If you have a good relationship with work and get orders well in advance, tell them. Talk about possibilities for staying on, and what the change might look like. However, if you're genuinely worried about getting the boot, keep mum. Your work is not owed any personal information, especially when you fear that sharing will hurt your income.
Staying on Remote
A growing option among military spouses is the ability to work for a single company remotely. With easier online access and accountability, telecommuting is not only viable as a long term career, it's cost effective.

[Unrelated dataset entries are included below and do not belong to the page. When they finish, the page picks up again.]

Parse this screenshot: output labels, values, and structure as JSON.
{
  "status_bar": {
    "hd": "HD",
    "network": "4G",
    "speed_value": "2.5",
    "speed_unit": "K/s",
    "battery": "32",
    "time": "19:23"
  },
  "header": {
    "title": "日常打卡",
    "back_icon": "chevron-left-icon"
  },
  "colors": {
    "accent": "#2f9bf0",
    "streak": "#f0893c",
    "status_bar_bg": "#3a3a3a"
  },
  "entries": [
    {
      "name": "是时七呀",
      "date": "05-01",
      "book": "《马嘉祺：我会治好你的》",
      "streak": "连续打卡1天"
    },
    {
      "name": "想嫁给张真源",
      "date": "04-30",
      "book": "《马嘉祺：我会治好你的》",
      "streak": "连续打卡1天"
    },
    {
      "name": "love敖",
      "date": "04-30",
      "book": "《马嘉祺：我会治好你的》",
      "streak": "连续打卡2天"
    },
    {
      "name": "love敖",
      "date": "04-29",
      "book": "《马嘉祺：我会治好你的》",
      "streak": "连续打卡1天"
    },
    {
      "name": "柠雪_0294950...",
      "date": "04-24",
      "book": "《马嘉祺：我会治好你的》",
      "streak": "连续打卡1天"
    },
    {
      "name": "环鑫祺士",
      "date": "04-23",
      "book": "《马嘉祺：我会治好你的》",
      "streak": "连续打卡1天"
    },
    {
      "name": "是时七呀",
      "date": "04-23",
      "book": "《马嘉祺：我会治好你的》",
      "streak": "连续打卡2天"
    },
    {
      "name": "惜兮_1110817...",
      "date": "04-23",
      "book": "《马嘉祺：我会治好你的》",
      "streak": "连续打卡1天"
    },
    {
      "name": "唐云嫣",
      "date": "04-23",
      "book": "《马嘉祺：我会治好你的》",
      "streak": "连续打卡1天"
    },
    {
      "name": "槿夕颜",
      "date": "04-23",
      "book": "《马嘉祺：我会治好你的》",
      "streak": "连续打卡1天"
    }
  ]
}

Bring up this move to your boss; go in with a plan so they aren't worried about logistics. Talk about your hours, your workload, and how you'd love to stay on with them well into the future. Help your chances by including stats on remote work, platforms that can help keep everyone on track, and even savings that are in it for the company but not paying for an additional office seat.
Of course, the biggest perk to working as a remote employee is that your company gets to keep you. They don't have to train a new worker or start over with brand nuances or expertise. Play up your specialties for a solid sell.
How To Drop the News
There doesn't need to be anything formal about sharing military orders. A simple, "Hey we're moving to Texas!" Or "Colorado will be seeing us soon." Remember to drop in all the hard details, as well as the ones you don't yet have. For instance, when you're moving, how long you'll be there, what it means for your availability, and any specific report times.
There can be light at the end of the tunnel by letting your current job know you're moving, and when. Consider current working relationships and how that can plan into future moves for all involved, including the possibility of remote work.